I am using an existing application based on JSF2.0 and over top we are using Primefaces. I have seen, people have injected on managed bean inside another managed bean. I am looking forward to know, is it a good practice? What about the performance drawbacks? I see our application behaves very slow in Performance Testing environment. Another thing, inside a ManagedBean annotation, we have a concept of "eager", how useful this attribute is?

Thanks.

benz
  • 4,171
  • 6
  • 31
  • 55
  • 1
    Except the term *eager* regarding managed beans (which in turn, is only applicable to application scoped JSF managed beans hereby not CDI beans) is used to initialize a bean in question eagerly, everything is dependent upon your project's requirements such as injecting a bean/other services into another bean. No? – Tiny Jan 13 '15 at 16:07
  • If we have two viewscoped beans, and inject B into A, why B will be serialized two times? – benz Jan 13 '15 at 17:05
  • Nope. That bean won't be serialized twice. Please pay special attention to the "*on the same view*" part of the below answer, if you got this impression from that answer. – Tiny Jan 13 '15 at 18:23
  • If it won't be serialized twice, than why its a bad practice? – benz Jan 13 '15 at 18:29
  • I never said it is a bad practice.

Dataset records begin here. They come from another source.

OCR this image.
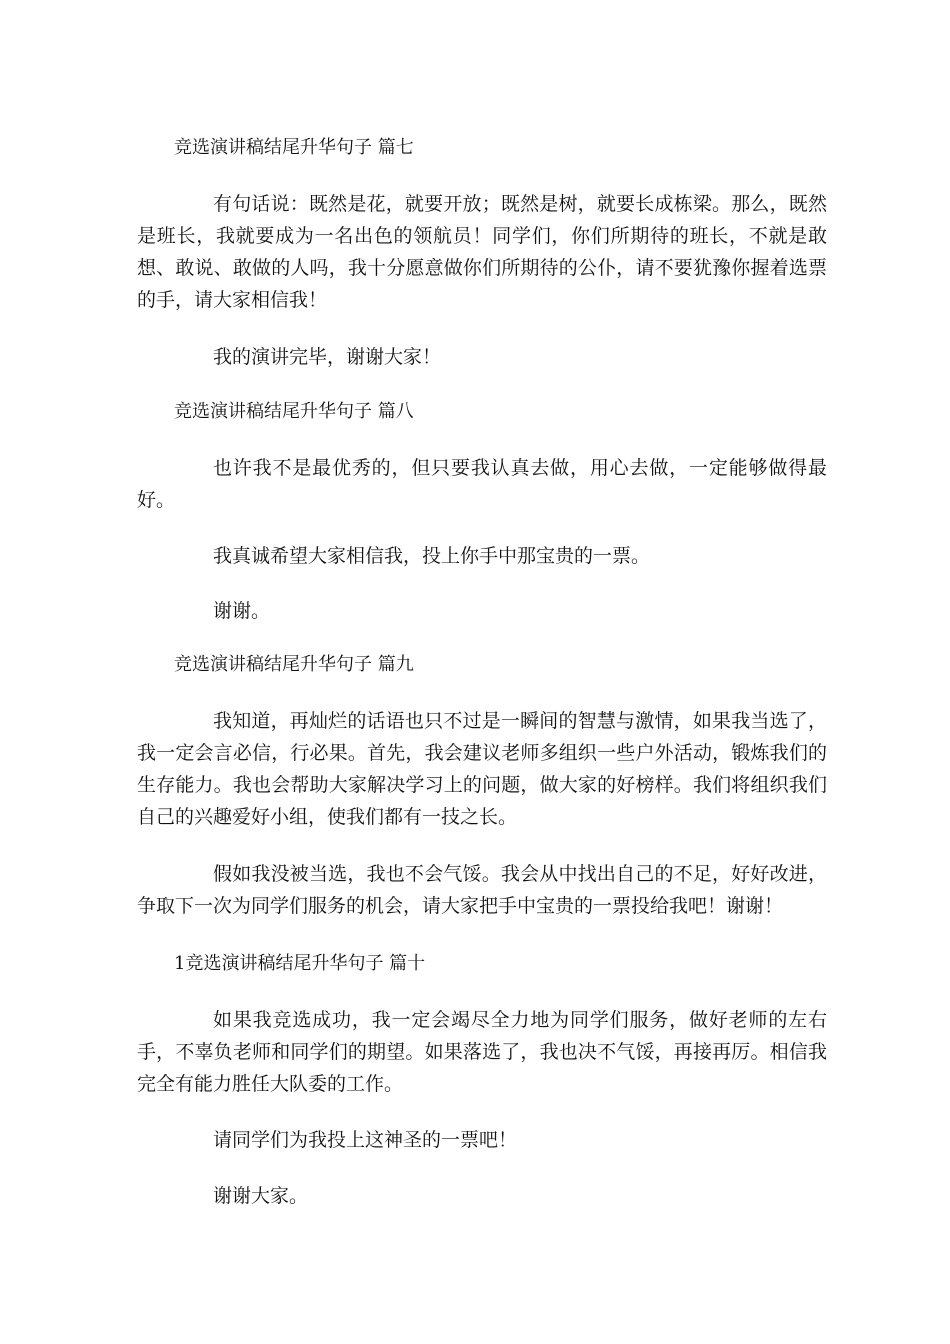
竞选演讲稿结尾升华句子 篇七
有句话说：既然是花，就要开放；既然是树，就要长成栋梁。那么，既然是班长，我就要成为一名出色的领航员！同学们，你们所期待的班长，不就是敢想、敢说、敢做的人吗，我十分愿意做你们所期待的公仆，请不要犹豫你握着选票的手，请大家相信我！
我的演讲完毕，谢谢大家！
竞选演讲稿结尾升华句子 篇八
也许我不是最优秀的，但只要我认真去做，用心去做，一定能够做得最好。
我真诚希望大家相信我，投上你手中那宝贵的一票。
谢谢。
竞选演讲稿结尾升华句子 篇九
我知道，再灿烂的话语也只不过是一瞬间的智慧与激情，如果我当选了，我一定会言必信，行必果。首先，我会建议老师多组织一些户外活动，锻炼我们的生存能力。我也会帮助大家解决学习上的问题，做大家的好榜样。我们将组织我们自己的兴趣爱好小组，使我们都有一技之长。
假如我没被当选，我也不会气馁。我会从中找出自己的不足，好好改进，争取下一次为同学们服务的机会，请大家把手中宝贵的一票投给我吧！谢谢！
1竞选演讲稿结尾升华句子 篇十
如果我竞选成功，我一定会竭尽全力地为同学们服务，做好老师的左右手，不辜负老师和同学们的期望。如果落选了，我也决不气馁，再接再厉。相信我完全有能力胜任大队委的工作。
请同学们为我投上这神圣的一票吧！
谢谢大家。
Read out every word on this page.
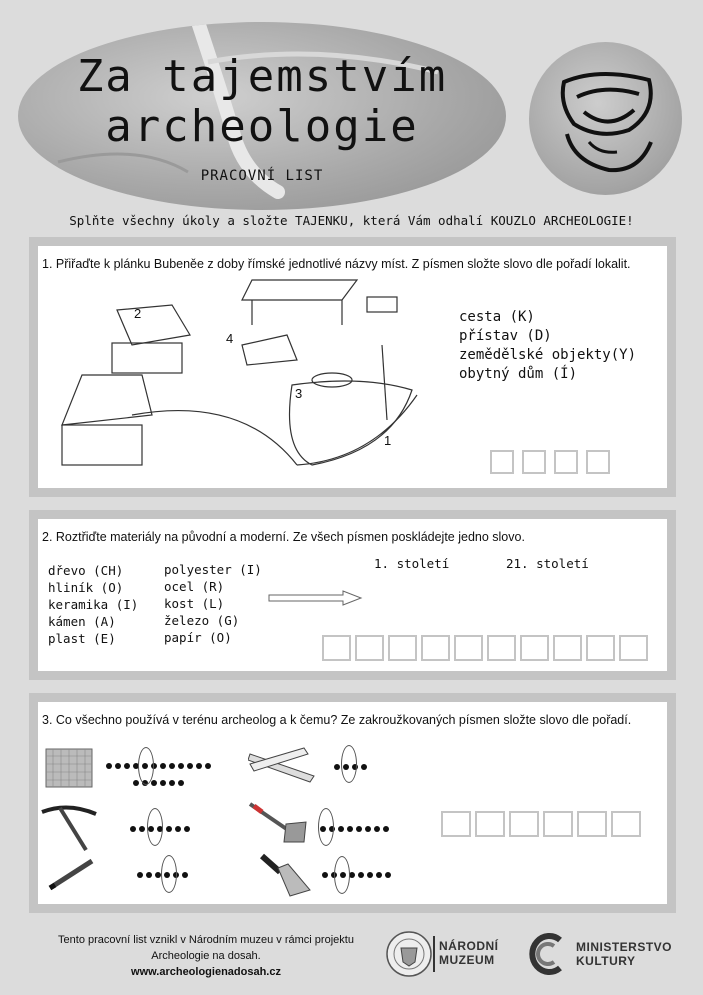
Za tajemstvím
archeologie
PRACOVNÍ LIST
Splňte všechny úkoly a složte TAJENKU, která Vám odhalí KOUZLO ARCHEOLOGIE!
1. Přiřaďte k plánku Bubeněe z doby římské jednotlivé názvy míst. Z písmen složte slovo dle pořadí lokalit.
2
4
3
1
cesta (K)
přístav (D)
zemědělské objekty(Y)
obytný dům (Í)
2. Roztřiďte materiály na původní a moderní. Ze všech písmen poskládejte jedno slovo.
dřevo (CH)
hliník (O)
keramika (I)
kámen (A)
plast (E)
polyester (I)
ocel (R)
kost (L)
železo (G)
papír (O)
1. století	21. století
3. Co všechno používá v terénu archeolog a k čemu? Ze zakroužkovaných písmen složte slovo dle pořadí.
Tento pracovní list vznikl v Národním muzeu v rámci projektu
Archeologie na dosah.
www.archeologienadosah.cz
NÁRODNÍ
MUZEUM
MINISTERSTVO
KULTURY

It is not something extreme that you need to take into special consideration. – Tiny Jan 13 '15 at 18:30
  • 3
    Something about serialization : http://stackoverflow.com/a/3372719/1391249, http://stackoverflow.com/a/20078600/1391249 – Tiny Jan 13 '15 at 18:38
  • @Tiny, thanks for sharing links. The second link is somewhat near to what i am asking. When we say proxies are better for ManagedBeans, what does it mean. I am really confused into these concepts. – benz Jan 13 '15 at 18:48
  • EJBs and CDI-like artifacts follow the proxy design pattern. "*Another difference is that CDI actually injects proxies delegating to the current instance in the target scope on a per-request/thread basis (like as how EJBs are been injected). This mechanism allows injecting a bean of a narrower scope in a bean of a broader scope, which isn't possible with JSF `@ManagedProperty`. JSF "injects" here the physical instance directly by invoking a setter (that's also exactly why a setter is required, while that is not required with `@Inject`*" [Here](http://stackoverflow.com/a/4347707/1391249). – Tiny Jan 13 '15 at 18:57
  • 1
    *I see our application behaves very slow in Performance Testing environment* there could be lot of causes for this. Since you don't show anything about the architecture and the design of your project, it's really hard for us to provide specific help . – Luiggi Mendoza Jan 13 '15 at 20:48
  • 2
    Run a profiler to learn what parts exactly are causing that "very slow". – BalusC Jan 13 '15 at 21:33

1 Answers1

0

AFAIR it's not a good practice if serialization is enabled - which is required if you use client side state or session replication/clustering.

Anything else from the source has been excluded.